Ia menambahkan, sejak kampanye, Presiden Joko Widodo ingin menjadikan hukum sebagai panglima dalam menegakkan kebenaran dan keadilan. Oleh sebab itu, ia mengatakan, anggota DPR seharusnya sadar bahwa hukum selalu mengedepankan asas persamaan di dalam upaya penegakannya.
"Anggota DPR harus sadar prinsip equality before the law. Kalau langgar pidana, ya tangkap saja, borgol saja," ujarnya.
MK memutuskan penegak hukum harus mendapat izin presiden jika ingin memeriksa anggota DPR. Dengan demikian, tak berlaku lagi aturan yang menyebut bahwa pemberian izin memeriksa anggota DPR berasal dari MKD. (Baca: Ini Dua Kekurangan Putusan MK soal Pemeriksaan Anggota Dewan Versi ICJR)
Tidak hanya anggota DPR, MK dalam putusannya juga memberlakukan hal yang sama terhadap anggota MPR dan DPD.
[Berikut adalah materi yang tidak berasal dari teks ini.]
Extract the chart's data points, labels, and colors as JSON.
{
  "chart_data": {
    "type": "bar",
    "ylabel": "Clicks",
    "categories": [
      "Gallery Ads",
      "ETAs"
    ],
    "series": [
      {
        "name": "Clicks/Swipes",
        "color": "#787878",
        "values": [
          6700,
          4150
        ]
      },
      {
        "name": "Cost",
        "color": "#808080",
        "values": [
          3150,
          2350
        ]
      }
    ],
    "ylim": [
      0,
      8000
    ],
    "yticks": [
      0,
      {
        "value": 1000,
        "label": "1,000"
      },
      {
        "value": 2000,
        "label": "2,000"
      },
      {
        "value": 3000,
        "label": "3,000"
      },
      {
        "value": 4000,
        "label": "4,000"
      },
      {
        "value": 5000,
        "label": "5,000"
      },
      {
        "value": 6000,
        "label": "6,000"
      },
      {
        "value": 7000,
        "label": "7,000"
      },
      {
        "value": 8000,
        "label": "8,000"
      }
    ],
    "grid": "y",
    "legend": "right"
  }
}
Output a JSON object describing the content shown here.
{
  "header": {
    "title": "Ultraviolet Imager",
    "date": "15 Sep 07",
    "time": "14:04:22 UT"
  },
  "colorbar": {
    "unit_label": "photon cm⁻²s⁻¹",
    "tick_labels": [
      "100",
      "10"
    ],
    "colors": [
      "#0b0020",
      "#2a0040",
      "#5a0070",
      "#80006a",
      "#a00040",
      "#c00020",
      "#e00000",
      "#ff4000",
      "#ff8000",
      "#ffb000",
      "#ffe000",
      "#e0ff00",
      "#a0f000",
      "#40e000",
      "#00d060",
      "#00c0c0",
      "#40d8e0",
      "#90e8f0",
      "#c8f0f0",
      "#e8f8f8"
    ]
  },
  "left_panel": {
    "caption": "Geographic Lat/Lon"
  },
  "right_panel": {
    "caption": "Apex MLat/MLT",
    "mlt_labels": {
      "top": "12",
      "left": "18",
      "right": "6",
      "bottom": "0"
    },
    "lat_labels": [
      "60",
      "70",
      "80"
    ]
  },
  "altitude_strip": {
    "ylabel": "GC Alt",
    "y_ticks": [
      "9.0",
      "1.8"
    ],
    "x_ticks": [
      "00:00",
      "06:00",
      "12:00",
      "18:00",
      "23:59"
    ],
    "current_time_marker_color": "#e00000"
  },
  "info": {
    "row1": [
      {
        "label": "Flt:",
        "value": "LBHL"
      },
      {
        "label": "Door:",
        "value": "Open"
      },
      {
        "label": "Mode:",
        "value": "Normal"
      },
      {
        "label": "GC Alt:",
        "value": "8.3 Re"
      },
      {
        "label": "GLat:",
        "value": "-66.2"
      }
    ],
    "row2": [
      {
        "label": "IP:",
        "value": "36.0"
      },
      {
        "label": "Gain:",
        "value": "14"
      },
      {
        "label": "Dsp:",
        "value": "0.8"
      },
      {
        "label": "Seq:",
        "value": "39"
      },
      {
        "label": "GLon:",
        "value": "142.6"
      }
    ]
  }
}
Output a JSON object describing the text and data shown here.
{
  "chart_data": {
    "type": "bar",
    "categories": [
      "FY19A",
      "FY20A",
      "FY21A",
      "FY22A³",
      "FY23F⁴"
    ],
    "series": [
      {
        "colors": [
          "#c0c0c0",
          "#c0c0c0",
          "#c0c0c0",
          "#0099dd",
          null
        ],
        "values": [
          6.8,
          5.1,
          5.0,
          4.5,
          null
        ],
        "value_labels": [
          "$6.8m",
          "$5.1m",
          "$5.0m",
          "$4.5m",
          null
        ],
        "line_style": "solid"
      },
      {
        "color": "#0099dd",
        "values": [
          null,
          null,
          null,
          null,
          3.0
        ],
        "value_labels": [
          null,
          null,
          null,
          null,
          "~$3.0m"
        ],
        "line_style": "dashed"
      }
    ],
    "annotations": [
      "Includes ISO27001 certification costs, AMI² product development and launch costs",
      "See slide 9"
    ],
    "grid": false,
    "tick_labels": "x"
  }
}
Ketentuan yang sama berlaku untuk pemeriksaan terhadap anggota DPRD provinsi/kabupaten/kota. Bedanya, izin untuk anggota DPRD provinsi harus dikeluarkan oleh menteri dalam negeri, sedangkan izin untuk anggota DPRD kabupaten/kota dikeluarkan oleh gubernur.
Izin tersebut dimaksudkan untuk memberikan perlindungan hukum yang memadai dan bersifat khusus bagi anggota legislatif dalam melaksanakan fungsi dan hak konstitusionalnya.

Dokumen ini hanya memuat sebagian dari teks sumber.